ORIGINAL: carlosponti
i dont disagree with you about the blame game either. I am just trying to say that small software companies are in the same boat as big software companies in stating that there isnt enough interest when there most certainly is interest.
They're not really in the same boat though. A big company like Adobe could probably afford to assign a team of people to port Photoshop to Linux, try to market it, discover that it's not profitable at this time, and just swallow the loss and carry on with their business. Or they could even keep supporting it at a loss for a few years until Linux usage picks up enough that it actually becomes profitable. A small business on the other hand could very easily bankrupt themselves if they did the same thing and it didn't turn out to be profitable in the short term. So I think if you're looking for companies to pressure into getting the Linux ball rolling, it makes more sense to focus on bigger companies that can afford to experiment more.
i stopped using my real flight G2 because i dropped dual booting and started using Ubuntu exclusively. and it wont work with wine either because of the crappy inter-controller or what ever that thing is called. it runs but doesnt detect the usb controller that comes with the software.
Have you tried Crossover from codeweavers.com?
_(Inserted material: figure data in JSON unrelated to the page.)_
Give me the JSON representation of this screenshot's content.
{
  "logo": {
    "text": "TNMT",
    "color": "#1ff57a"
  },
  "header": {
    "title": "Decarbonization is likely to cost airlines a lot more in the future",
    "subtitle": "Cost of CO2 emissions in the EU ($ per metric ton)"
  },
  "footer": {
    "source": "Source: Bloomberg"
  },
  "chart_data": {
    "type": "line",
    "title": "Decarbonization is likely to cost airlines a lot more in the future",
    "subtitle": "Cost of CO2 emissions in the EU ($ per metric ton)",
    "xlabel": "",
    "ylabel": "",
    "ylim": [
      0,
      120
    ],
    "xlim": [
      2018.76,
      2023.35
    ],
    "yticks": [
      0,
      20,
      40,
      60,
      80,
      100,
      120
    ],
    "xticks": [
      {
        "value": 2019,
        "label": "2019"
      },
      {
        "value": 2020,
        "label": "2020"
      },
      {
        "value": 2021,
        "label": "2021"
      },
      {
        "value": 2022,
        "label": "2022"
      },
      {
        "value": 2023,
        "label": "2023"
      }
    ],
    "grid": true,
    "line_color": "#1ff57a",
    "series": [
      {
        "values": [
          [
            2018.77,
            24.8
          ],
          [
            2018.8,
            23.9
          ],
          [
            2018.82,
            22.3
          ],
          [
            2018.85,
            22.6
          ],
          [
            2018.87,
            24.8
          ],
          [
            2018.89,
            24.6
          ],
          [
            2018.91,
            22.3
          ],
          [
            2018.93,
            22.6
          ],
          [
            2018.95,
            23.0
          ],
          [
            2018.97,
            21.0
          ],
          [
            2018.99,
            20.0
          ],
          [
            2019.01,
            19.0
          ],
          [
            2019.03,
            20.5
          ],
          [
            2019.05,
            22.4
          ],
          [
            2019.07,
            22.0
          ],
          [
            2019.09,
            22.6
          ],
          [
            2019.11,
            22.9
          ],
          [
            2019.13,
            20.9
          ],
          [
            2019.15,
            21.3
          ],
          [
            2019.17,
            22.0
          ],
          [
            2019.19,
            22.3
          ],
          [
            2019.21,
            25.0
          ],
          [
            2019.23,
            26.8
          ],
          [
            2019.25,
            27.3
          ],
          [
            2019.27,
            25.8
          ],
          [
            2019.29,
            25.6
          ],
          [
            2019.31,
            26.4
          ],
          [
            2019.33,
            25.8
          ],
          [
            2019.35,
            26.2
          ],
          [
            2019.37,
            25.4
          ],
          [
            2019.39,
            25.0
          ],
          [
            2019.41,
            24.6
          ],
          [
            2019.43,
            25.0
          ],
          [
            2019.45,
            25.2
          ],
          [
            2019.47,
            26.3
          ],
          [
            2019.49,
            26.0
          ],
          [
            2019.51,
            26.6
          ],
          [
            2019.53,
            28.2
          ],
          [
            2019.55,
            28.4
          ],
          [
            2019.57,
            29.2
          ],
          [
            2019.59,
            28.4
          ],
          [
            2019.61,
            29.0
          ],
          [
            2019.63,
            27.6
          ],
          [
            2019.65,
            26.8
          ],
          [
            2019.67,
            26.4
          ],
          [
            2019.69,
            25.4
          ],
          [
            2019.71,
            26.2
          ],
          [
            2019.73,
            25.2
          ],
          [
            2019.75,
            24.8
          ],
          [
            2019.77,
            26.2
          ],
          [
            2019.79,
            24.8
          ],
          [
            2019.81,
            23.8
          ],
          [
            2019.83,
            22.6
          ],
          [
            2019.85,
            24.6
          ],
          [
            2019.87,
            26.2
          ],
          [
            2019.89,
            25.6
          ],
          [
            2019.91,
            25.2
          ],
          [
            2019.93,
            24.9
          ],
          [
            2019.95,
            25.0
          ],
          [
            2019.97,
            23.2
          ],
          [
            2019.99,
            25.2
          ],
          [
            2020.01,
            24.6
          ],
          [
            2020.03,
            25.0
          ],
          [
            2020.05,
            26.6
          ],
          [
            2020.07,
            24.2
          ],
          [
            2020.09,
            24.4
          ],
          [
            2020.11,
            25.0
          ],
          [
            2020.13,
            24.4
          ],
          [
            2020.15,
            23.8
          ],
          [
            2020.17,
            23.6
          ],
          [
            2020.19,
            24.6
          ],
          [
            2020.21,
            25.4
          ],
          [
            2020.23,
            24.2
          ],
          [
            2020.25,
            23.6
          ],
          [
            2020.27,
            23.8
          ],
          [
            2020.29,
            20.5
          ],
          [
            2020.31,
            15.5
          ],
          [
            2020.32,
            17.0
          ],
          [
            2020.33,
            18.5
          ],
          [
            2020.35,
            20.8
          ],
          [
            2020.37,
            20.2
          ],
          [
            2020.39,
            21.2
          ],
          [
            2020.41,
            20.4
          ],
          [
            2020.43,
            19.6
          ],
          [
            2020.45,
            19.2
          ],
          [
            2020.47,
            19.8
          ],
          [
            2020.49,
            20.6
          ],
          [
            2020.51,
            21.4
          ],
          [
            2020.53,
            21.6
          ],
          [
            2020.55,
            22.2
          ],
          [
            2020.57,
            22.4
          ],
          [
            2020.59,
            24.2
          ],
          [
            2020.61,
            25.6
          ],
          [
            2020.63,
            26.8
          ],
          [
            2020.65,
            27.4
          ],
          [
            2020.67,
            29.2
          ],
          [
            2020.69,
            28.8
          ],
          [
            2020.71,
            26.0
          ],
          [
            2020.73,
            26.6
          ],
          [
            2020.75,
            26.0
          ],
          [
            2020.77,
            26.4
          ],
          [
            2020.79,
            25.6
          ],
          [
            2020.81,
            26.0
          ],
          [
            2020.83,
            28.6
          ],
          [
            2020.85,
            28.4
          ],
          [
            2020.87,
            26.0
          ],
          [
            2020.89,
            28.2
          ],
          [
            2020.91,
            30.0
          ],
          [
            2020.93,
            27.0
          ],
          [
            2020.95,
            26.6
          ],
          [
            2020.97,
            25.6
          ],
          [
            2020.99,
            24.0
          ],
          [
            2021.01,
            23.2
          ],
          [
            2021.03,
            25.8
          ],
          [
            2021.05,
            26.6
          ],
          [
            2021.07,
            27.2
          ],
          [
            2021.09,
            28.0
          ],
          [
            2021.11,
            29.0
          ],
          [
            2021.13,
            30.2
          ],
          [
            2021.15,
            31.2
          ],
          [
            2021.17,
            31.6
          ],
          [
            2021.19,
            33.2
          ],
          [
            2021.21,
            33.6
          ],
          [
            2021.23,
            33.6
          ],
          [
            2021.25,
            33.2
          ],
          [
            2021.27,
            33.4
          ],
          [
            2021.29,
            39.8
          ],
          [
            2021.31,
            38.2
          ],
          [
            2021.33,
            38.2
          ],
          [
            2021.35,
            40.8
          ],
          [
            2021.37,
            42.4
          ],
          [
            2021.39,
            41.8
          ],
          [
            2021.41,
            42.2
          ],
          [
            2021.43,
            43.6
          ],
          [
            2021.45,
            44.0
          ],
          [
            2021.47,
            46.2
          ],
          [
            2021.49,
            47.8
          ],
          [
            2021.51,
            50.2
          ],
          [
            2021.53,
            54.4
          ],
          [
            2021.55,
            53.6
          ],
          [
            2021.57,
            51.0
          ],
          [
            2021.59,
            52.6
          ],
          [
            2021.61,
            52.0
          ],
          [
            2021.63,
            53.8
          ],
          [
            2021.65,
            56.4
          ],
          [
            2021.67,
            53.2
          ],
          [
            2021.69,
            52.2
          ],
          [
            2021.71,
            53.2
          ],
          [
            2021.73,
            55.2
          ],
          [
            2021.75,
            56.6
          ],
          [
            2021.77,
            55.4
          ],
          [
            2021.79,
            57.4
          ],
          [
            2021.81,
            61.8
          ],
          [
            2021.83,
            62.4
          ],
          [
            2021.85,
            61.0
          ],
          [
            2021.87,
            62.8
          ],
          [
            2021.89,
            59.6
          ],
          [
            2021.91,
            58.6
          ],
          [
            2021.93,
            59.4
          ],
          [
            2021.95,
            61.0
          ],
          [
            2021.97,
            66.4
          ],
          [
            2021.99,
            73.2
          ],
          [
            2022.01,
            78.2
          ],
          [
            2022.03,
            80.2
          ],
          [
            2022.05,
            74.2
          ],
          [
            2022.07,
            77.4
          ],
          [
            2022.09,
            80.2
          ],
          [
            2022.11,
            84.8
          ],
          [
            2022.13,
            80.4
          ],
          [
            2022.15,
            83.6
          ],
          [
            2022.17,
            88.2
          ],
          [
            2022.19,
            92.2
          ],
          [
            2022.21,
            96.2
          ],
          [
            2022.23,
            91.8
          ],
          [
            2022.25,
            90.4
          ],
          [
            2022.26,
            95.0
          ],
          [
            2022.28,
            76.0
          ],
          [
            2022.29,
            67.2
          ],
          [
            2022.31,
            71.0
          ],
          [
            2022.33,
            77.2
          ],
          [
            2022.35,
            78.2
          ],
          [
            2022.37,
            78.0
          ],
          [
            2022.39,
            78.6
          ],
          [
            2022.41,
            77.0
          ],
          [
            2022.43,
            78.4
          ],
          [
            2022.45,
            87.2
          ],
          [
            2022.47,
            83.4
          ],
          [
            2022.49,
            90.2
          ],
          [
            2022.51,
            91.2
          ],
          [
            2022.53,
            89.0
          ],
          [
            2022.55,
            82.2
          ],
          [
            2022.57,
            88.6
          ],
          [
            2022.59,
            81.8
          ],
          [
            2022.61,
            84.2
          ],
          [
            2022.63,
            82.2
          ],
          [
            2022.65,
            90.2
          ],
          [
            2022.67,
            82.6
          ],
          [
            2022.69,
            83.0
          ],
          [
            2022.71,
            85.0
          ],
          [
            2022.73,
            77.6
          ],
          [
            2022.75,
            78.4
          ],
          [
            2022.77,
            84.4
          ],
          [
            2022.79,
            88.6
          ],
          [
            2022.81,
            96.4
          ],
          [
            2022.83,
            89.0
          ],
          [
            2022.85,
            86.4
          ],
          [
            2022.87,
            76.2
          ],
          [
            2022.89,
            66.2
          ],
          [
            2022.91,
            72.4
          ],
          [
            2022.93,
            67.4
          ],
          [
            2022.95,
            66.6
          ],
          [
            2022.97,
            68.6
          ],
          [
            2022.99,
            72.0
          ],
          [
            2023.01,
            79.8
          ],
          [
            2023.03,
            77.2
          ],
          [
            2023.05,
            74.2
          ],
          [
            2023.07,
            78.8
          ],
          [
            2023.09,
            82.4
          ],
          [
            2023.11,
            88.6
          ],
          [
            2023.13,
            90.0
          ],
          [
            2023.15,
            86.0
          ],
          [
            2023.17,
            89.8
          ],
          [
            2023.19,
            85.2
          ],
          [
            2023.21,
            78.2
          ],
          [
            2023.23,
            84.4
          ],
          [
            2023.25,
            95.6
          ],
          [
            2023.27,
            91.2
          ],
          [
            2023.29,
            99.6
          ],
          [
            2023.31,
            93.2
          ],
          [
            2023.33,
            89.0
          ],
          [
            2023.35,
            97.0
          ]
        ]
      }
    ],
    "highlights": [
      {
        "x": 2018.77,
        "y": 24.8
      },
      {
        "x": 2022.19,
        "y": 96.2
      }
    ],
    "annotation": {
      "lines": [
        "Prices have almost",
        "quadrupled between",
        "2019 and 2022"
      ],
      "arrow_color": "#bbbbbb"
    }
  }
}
It's a commercial version of Wine which works a lot better. They've made it mostly painless to install Windows apps, and greatly improved USB and graphics support. I use it to run MS Office under Linux, and believe it or not, MS Word actually starts up faster than the native Linux version of OpenOffice Writer. I know they've also done work to make USB support better, so it might allow you use if it otherwise runs. codeweavers has a fully functional demo.